Song W, Thomas T & Edwards RJ (2019) Complete genome sequences of pooled genomic DNA from 10 marine bacteria using PacBio long-read sequencing. Marine Genomics in press DOI: 10.1016/j.margen.2019.05.002
High-quality, completed genomes are important to understand the functions of marine bacteria. PacBio sequencing technology provides a powerful way to obtain high-quality completed genomes. However individual library production is currently still costly, limiting the utility of the PacBio system for high-throughput genomics. Here we investigate how to generate high-quality genomes from pooled marine bacterial genomes.
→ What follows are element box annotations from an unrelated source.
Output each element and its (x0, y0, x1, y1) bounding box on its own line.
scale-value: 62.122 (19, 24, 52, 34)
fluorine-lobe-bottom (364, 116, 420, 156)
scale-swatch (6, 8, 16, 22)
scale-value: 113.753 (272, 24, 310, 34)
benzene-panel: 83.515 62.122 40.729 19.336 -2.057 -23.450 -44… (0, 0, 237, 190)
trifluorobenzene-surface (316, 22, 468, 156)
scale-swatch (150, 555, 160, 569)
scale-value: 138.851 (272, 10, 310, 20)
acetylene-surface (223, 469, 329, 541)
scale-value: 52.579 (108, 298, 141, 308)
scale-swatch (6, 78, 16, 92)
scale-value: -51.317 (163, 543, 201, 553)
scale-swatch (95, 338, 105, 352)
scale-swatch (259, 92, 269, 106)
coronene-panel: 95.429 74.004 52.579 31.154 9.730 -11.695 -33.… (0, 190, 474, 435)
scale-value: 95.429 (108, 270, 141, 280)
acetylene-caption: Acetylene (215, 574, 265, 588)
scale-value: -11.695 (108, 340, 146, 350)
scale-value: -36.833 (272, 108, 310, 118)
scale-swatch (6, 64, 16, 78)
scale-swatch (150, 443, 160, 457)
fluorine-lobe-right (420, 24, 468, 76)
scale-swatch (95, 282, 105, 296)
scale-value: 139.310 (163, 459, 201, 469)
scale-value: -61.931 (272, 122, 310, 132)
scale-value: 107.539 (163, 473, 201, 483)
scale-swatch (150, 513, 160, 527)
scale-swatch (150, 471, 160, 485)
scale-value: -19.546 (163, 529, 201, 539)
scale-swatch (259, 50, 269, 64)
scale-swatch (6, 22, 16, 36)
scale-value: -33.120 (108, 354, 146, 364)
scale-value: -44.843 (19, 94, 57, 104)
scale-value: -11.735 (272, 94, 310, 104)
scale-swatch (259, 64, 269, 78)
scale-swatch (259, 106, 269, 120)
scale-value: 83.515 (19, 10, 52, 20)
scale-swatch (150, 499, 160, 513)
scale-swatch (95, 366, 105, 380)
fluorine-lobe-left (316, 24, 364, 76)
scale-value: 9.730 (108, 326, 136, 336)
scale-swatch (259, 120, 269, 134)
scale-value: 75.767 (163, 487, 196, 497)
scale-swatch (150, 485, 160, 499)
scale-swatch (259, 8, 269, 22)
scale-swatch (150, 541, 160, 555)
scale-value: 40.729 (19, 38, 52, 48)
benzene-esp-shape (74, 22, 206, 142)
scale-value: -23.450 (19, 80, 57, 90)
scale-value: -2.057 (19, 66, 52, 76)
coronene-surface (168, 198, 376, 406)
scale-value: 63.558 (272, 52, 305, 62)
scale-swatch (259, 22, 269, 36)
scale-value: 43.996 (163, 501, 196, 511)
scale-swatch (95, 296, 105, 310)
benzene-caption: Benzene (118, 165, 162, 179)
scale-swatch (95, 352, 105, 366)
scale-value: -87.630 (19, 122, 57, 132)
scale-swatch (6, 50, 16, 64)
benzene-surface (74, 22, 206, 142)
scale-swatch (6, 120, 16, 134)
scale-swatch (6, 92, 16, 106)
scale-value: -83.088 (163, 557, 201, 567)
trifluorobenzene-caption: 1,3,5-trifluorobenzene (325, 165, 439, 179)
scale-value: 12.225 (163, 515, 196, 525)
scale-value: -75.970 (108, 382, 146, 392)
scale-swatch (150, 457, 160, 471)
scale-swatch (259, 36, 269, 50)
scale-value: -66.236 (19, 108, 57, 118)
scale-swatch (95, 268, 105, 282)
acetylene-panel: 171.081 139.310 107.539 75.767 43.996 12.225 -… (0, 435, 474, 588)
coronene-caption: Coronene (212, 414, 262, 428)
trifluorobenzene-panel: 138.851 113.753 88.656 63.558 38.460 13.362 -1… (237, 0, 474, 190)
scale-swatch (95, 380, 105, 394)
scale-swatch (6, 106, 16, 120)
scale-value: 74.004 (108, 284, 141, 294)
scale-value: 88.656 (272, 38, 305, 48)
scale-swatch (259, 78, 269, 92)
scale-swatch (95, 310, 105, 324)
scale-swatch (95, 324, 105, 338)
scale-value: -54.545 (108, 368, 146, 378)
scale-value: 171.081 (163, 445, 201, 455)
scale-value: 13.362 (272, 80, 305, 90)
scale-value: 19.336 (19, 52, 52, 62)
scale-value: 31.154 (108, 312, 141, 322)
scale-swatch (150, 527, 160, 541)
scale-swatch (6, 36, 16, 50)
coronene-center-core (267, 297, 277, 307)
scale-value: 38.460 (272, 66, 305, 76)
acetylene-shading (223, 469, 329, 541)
Pooled genomic DNA from 10 marine bacteria were subjected to a single library production and sequenced with eight SMRT cells on the PacBio RS II sequencing platform. In total, 7.35 Gbp of long-read data was generated, which is equivalent to an approximate 168× average coverage for the input genomes. Genome assembly showed that eight genomes with average nucleotide identities (ANI) lower than 91.4% can be assembled with high-quality and completion using standard assembly algorithms (e.g. HGAP or Canu). A reference-based reads phasing step was developed and incorporated to assemble the complete genomes of the remaining two marine bacteria that had an ANI > 97% and whose initial assemblies were highly fragmented.
Ten complete high-quality genomes of marine bacteria were generated. The findings and developments made here, including the reference-based read phasing approach for the assembly of highly similar genomes, can be used in the future to design strategies to sequence pooled genomes using long-read sequencing.